LOS ANGELES, July 26 (Xinhua) -- Many Silicon Valley firms are famous for offering delicious free lunches to employees. However, San Francisco might ban these free lunches in order to protect the local food industry, media reported.
Two local legislators, Aaron Peskin and Ahsha Safai, introduced the legislation on Tuesday which prohibits cafeterias in new office buildings and tech campuses, but not retroactively.
The legislation will be heard in Committee at the San Francisco Board of Supervisors in September.
There are currently 51 companies that offer free lunch to employees in San Francisco, but new companies might not offer the same perk to their employees.
"It's great we've had an amazing economic boom where jobs have located into San Francisco over the last several years, but many of these new jobs come with full-scale kitchen operations that make it difficult for restaurants to have a good lunch business and find workers," Gwyneth Borden, the director of a local restaurant trade group who firmly supports the proposal, told the Guardian.

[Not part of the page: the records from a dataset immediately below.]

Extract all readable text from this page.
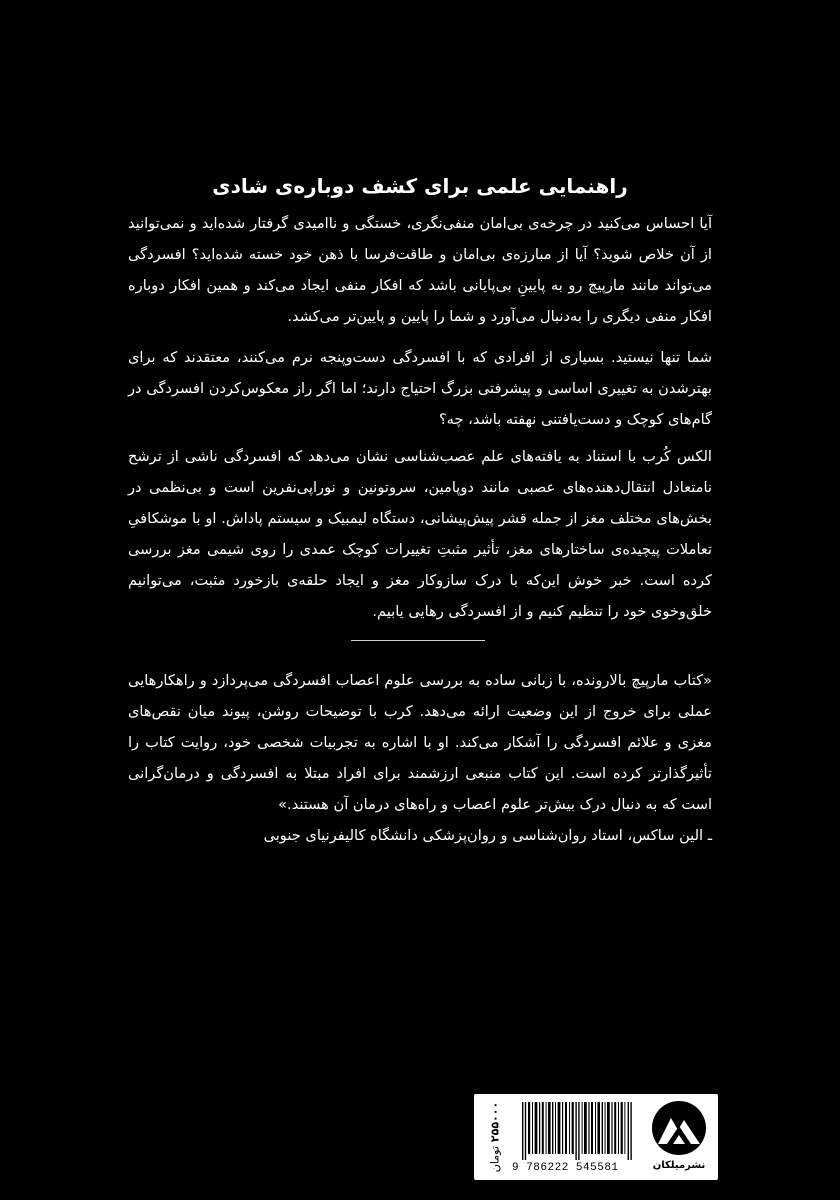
راهنمایی علمی برای کشف دوباره‌ی شادی

آیا احساس می‌کنید در چرخه‌ی بی‌امان منفی‌نگری، خستگی و ناامیدی گرفتار شده‌اید و نمی‌توانید از آن خلاص شوید؟ آیا از مبارزه‌ی بی‌امان و طاقت‌فرسا با ذهن خود خسته شده‌اید؟ افسردگی می‌تواند مانند مارپیچ رو به پایینِ بی‌پایانی باشد که افکار منفی ایجاد می‌کند و همین افکار دوباره افکار منفی دیگری را به‌دنبال می‌آورد و شما را پایین و پایین‌تر می‌کشد.

شما تنها نیستید. بسیاری از افرادی که با افسردگی دست‌وپنجه نرم می‌کنند، معتقدند که برای بهترشدن به تغییری اساسی و پیشرفتی بزرگ احتیاج دارند؛ اما اگر راز معکوس‌کردن افسردگی در گام‌های کوچک و دست‌یافتنی نهفته باشد، چه؟

الکس کُرب با استناد به یافته‌های علم عصب‌شناسی نشان می‌دهد که افسردگی ناشی از ترشح نامتعادل انتقال‌دهنده‌های عصبی مانند دوپامین، سروتونین و نوراپی‌نفرین است و بی‌نظمی در بخش‌های مختلف مغز از جمله قشر پیش‌پیشانی، دستگاه لیمبیک و سیستم پاداش. او با موشکافیِ تعاملات پیچیده‌ی ساختارهای مغز، تأثیر مثبتِ تغییرات کوچک عمدی را روی شیمی مغز بررسی کرده است. خبر خوش این‌که با درک سازوکار مغز و ایجاد حلقه‌ی بازخورد مثبت، می‌توانیم خلق‌وخوی خود را تنظیم کنیم و از افسردگی رهایی یابیم.

«کتاب مارپیچ بالارونده، با زبانی ساده به بررسی علوم اعصاب افسردگی می‌پردازد و راهکارهایی عملی برای خروج از این وضعیت ارائه می‌دهد. کرب با توضیحات روشن، پیوند میان نقص‌های مغزی و علائم افسردگی را آشکار می‌کند. او با اشاره به تجربیات شخصی خود، روایت کتاب را تأثیرگذارتر کرده است. این کتاب منبعی ارزشمند برای افراد مبتلا به افسردگی و درمان‌گرانی است که به دنبال درک بیش‌تر علوم اعصاب و راه‌های درمان آن هستند.»

ـ الین ساکس، استاد روان‌شناسی و روان‌پزشکی دانشگاه کالیفرنیای جنوبی

۲۵۵۰۰۰تومان 9 786222 545581	نشرمیلکان
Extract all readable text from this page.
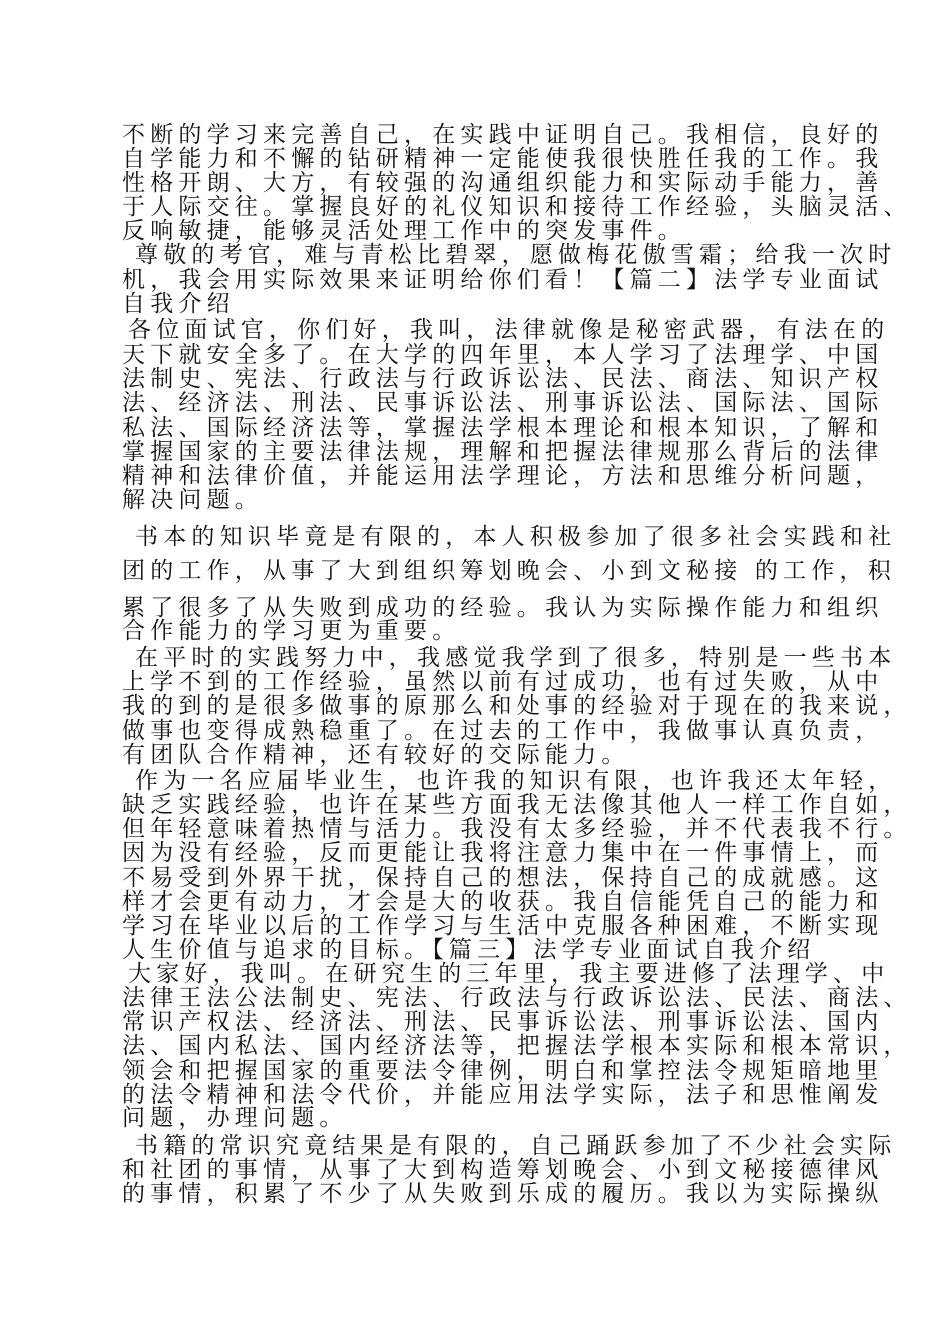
不断的学习来完善自己，在实践中证明自己。我相信，良好的
自学能力和不懈的钻研精神一定能使我很快胜任我的工作。我
性格开朗、大方，有较强的沟通组织能力和实际动手能力，善
于人际交往。掌握良好的礼仪知识和接待工作经验，头脑灵活、
反响敏捷，能够灵活处理工作中的突发事件。
尊敬的考官，难与青松比碧翠，愿做梅花傲雪霜；给我一次时
机，我会用实际效果来证明给你们看！【篇二】法学专业面试
自我介绍
各位面试官，你们好，我叫，法律就像是秘密武器，有法在的
天下就安全多了。在大学的四年里，本人学习了法理学、中国
法制史、宪法、行政法与行政诉讼法、民法、商法、知识产权
法、经济法、刑法、民事诉讼法、刑事诉讼法、国际法、国际
私法、国际经济法等，掌握法学根本理论和根本知识，了解和
掌握国家的主要法律法规，理解和把握法律规那么背后的法律
精神和法律价值，并能运用法学理论，方法和思维分析问题，
解决问题。
书本的知识毕竟是有限的，本人积极参加了很多社会实践和社
团的工作，从事了大到组织筹划晚会、小到文秘接 的工作，积
累了很多了从失败到成功的经验。我认为实际操作能力和组织
合作能力的学习更为重要。
在平时的实践努力中，我感觉我学到了很多，特别是一些书本
上学不到的工作经验，虽然以前有过成功，也有过失败，从中
我的到的是很多做事的原那么和处事的经验对于现在的我来说，
做事也变得成熟稳重了。在过去的工作中，我做事认真负责，
有团队合作精神，还有较好的交际能力。
作为一名应届毕业生，也许我的知识有限，也许我还太年轻，
缺乏实践经验，也许在某些方面我无法像其他人一样工作自如，
但年轻意味着热情与活力。我没有太多经验，并不代表我不行。
因为没有经验，反而更能让我将注意力集中在一件事情上，而
不易受到外界干扰，保持自己的想法，保持自己的成就感。这
样才会更有动力，才会是大的收获。我自信能凭自己的能力和
学习在毕业以后的工作学习与生活中克服各种困难，不断实现
人生价值与追求的目标。【篇三】法学专业面试自我介绍
大家好，我叫。在研究生的三年里，我主要进修了法理学、中
法律王法公法制史、宪法、行政法与行政诉讼法、民法、商法、
常识产权法、经济法、刑法、民事诉讼法、刑事诉讼法、国内
法、国内私法、国内经济法等，把握法学根本实际和根本常识，
领会和把握国家的重要法令律例，明白和掌控法令规矩暗地里
的法令精神和法令代价，并能应用法学实际，法子和思惟阐发
问题，办理问题。
书籍的常识究竟结果是有限的，自己踊跃参加了不少社会实际
和社团的事情，从事了大到构造筹划晚会、小到文秘接德律风
的事情，积累了不少了从失败到乐成的履历。我以为实际操纵
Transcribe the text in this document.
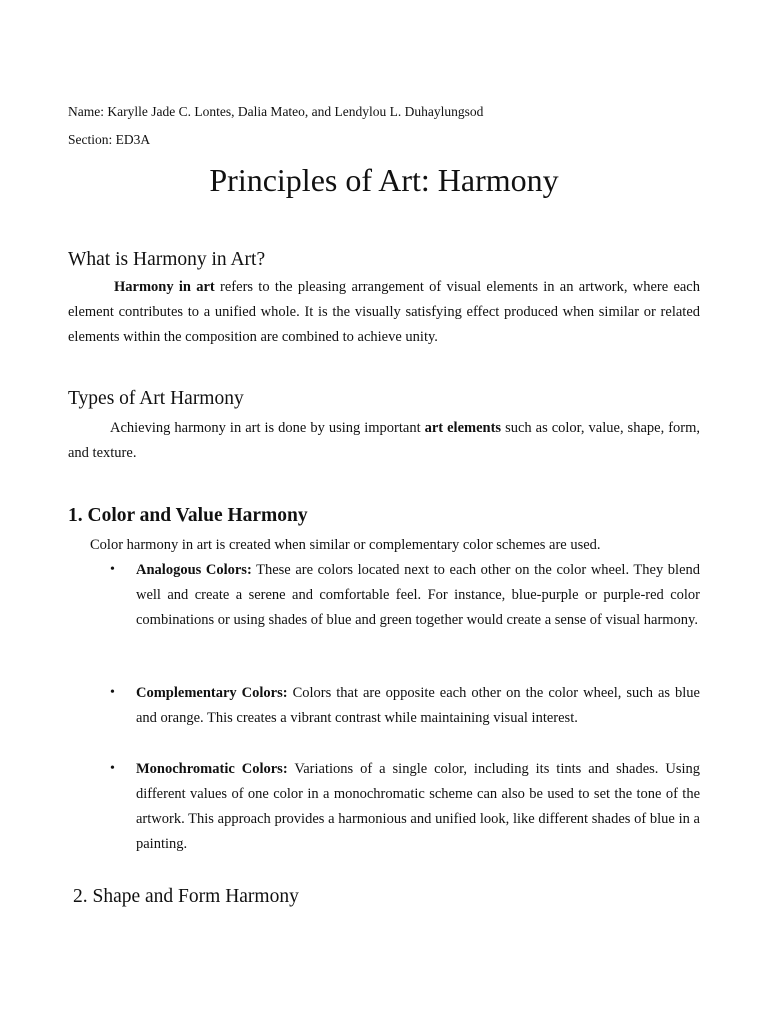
Name: Karylle Jade C. Lontes, Dalia Mateo, and Lendylou L. Duhaylungsod
Section: ED3A
Principles of Art: Harmony
What is Harmony in Art?

Harmony in art refers to the pleasing arrangement of visual elements in an artwork, where each element contributes to a unified whole. It is the visually satisfying effect produced when similar or related elements within the composition are combined to achieve unity.

Types of Art Harmony

Achieving harmony in art is done by using important art elements such as color, value, shape, form, and texture.

1. Color and Value Harmony

Color harmony in art is created when similar or complementary color schemes are used.

• Analogous Colors: These are colors located next to each other on the color wheel. They blend well and create a serene and comfortable feel. For instance, blue-purple or purple-red color combinations or using shades of blue and green together would create a sense of visual harmony.

• Complementary Colors: Colors that are opposite each other on the color wheel, such as blue and orange. This creates a vibrant contrast while maintaining visual interest.

• Monochromatic Colors: Variations of a single color, including its tints and shades. Using different values of one color in a monochromatic scheme can also be used to set the tone of the artwork. This approach provides a harmonious and unified look, like different shades of blue in a painting.

2. Shape and Form Harmony
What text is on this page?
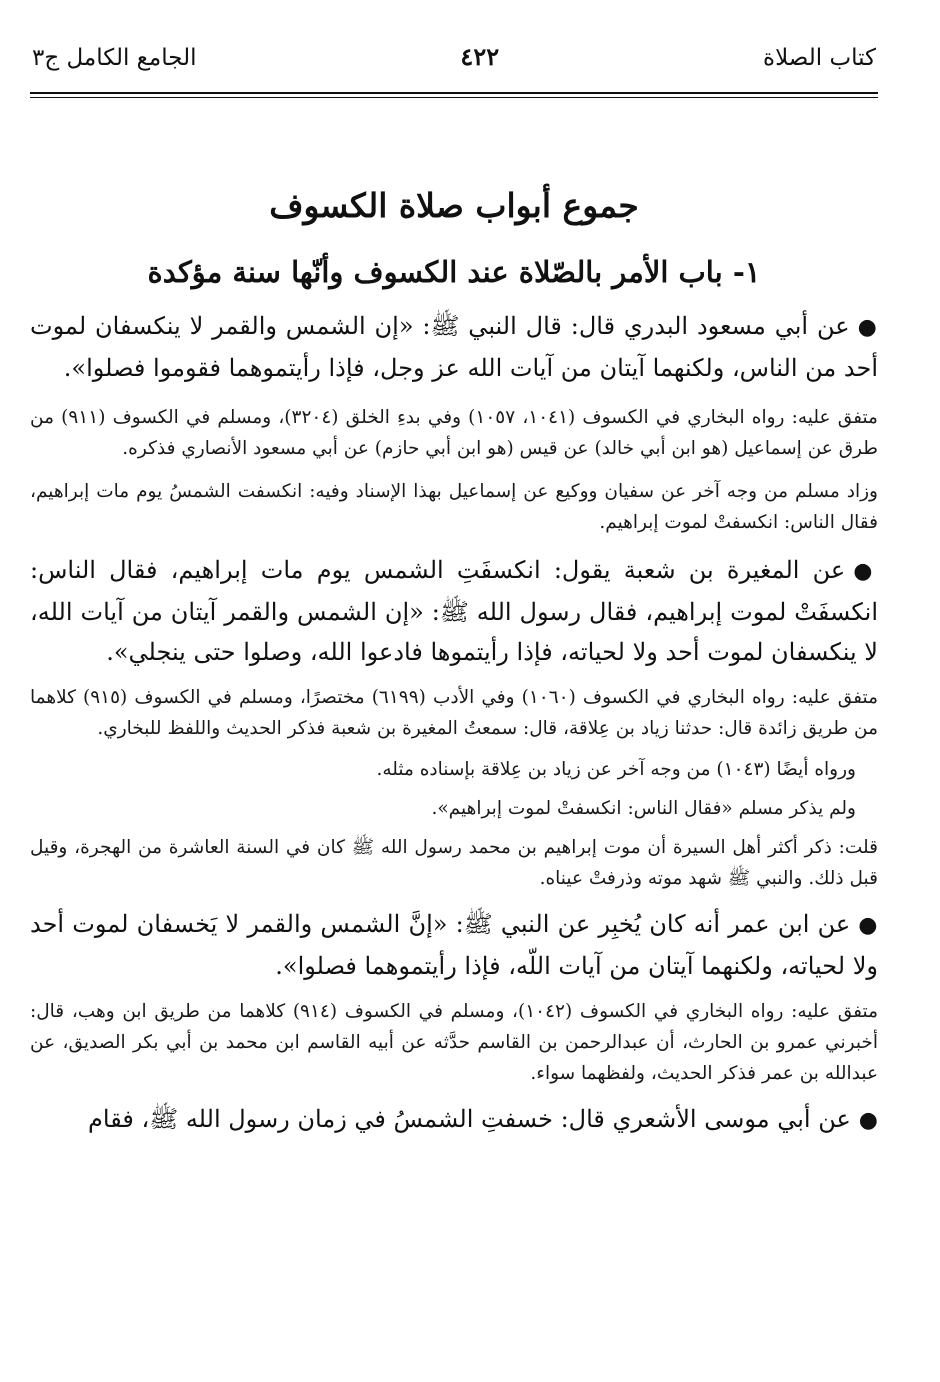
كتاب الصلاة
٤٢٢
الجامع الكامل ج٣
جموع أبواب صلاة الكسوف
١- باب الأمر بالصّلاة عند الكسوف وأنّها سنة مؤكدة

●عن أبي مسعود البدري قال: قال النبي ﷺ: «إن الشمس والقمر لا ينكسفان لموت أحد من الناس، ولكنهما آيتان من آيات الله عز وجل، فإذا رأيتموهما فقوموا فصلوا».

متفق عليه: رواه البخاري في الكسوف (١٠٤١، ١٠٥٧) وفي بدءِ الخلق (٣٢٠٤)، ومسلم في الكسوف (٩١١) من طرق عن إسماعيل (هو ابن أبي خالد) عن قيس (هو ابن أبي حازم) عن أبي مسعود الأنصاري فذكره.

وزاد مسلم من وجه آخر عن سفيان ووكيع عن إسماعيل بهذا الإسناد وفيه: انكسفت الشمسُ يوم مات إبراهيم، فقال الناس: انكسفتْ لموت إبراهيم.

●عن المغيرة بن شعبة يقول: انكسفَتِ الشمس يوم مات إبراهيم، فقال الناس: انكسفَتْ لموت إبراهيم، فقال رسول الله ﷺ: «إن الشمس والقمر آيتان من آيات الله، لا ينكسفان لموت أحد ولا لحياته، فإذا رأيتموها فادعوا الله، وصلوا حتى ينجلي».

متفق عليه: رواه البخاري في الكسوف (١٠٦٠) وفي الأدب (٦١٩٩) مختصرًا، ومسلم في الكسوف (٩١٥) كلاهما من طريق زائدة قال: حدثنا زياد بن عِلاقة، قال: سمعتُ المغيرة بن شعبة فذكر الحديث واللفظ للبخاري.

ورواه أيضًا (١٠٤٣) من وجه آخر عن زياد بن عِلاقة بإسناده مثله.

ولم يذكر مسلم «فقال الناس: انكسفتْ لموت إبراهيم».

قلت: ذكر أكثر أهل السيرة أن موت إبراهيم بن محمد رسول الله ﷺ كان في السنة العاشرة من الهجرة، وقيل قبل ذلك. والنبي ﷺ شهد موته وذرفتْ عيناه.

●عن ابن عمر أنه كان يُخبِر عن النبي ﷺ: «إنَّ الشمس والقمر لا يَخسفان لموت أحد ولا لحياته، ولكنهما آيتان من آيات اللّه، فإذا رأيتموهما فصلوا».

متفق عليه: رواه البخاري في الكسوف (١٠٤٢)، ومسلم في الكسوف (٩١٤) كلاهما من طريق ابن وهب، قال: أخبرني عمرو بن الحارث، أن عبدالرحمن بن القاسم حدَّثه عن أبيه القاسم ابن محمد بن أبي بكر الصديق، عن عبدالله بن عمر فذكر الحديث، ولفظهما سواء.

●عن أبي موسى الأشعري قال: خسفتِ الشمسُ في زمان رسول الله ﷺ، فقام
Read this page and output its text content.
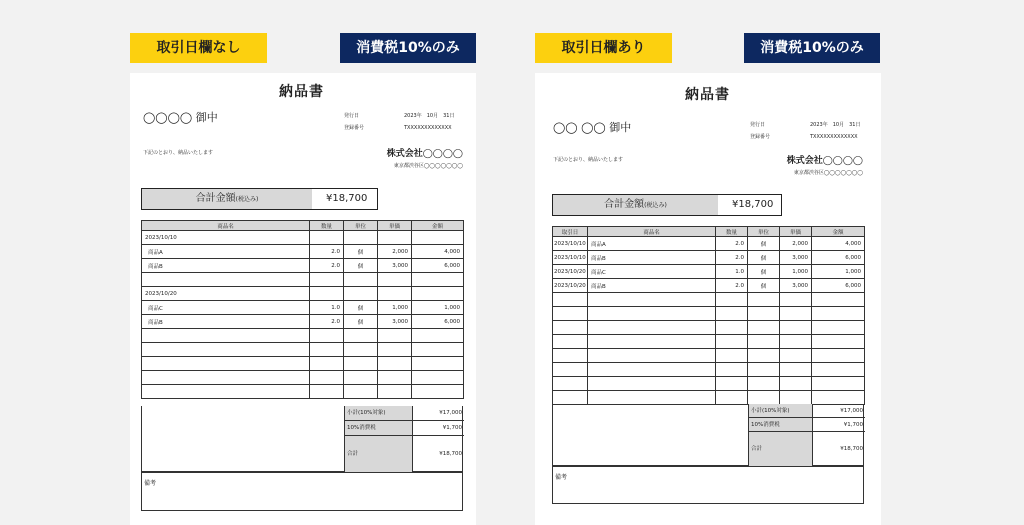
取引日欄なし	消費税10%のみ
納品書
◯◯◯◯ 御中	発行日	2023年　10月　31日
登録番号	TXXXXXXXXXXXXX
下記のとおり、納品いたします	株式会社◯◯◯◯
東京都渋谷区◯◯◯◯◯◯◯
合計金額(税込み)	¥18,700
商品名	数量	単位	単価	金額
2023/10/10				
商品A	2.0	個	2,000	4,000
商品B	2.0	個	3,000	6,000

2023/10/20				
商品C	1.0	個	1,000	1,000
商品B	2.0	個	3,000	6,000

小計(10%対象)	¥17,000
10%消費税	¥1,700
合計	¥18,700
備考
取引日欄あり	消費税10%のみ
納品書
◯◯ ◯◯ 御中	発行日	2023年　10月　31日
登録番号	TXXXXXXXXXXXXX
下記のとおり、納品いたします	株式会社◯◯◯◯
東京都渋谷区◯◯◯◯◯◯◯
合計金額(税込み)	¥18,700
取引日	商品名	数量	単位	単価	金額
2023/10/10	商品A	2.0	個	2,000	4,000
2023/10/10	商品B	2.0	個	3,000	6,000
2023/10/20	商品C	1.0	個	1,000	1,000
2023/10/20	商品B	2.0	個	3,000	6,000

小計(10%対象)	¥17,000
10%消費税	¥1,700
合計	¥18,700
備考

"This is also about a cultural shift," Safai told local media San Francisco Chronicle. "We don't want employees biking or driving into their office, staying there all day long and going home. This is about getting people out of their office."
San Francisco is not the first city to limit free lunches offered by tech companies. Mountain View, where Google's headquarters lie, prohibits companies from fully subsidizing meals inside offices, encouraging employees to engage with the local community and businesses.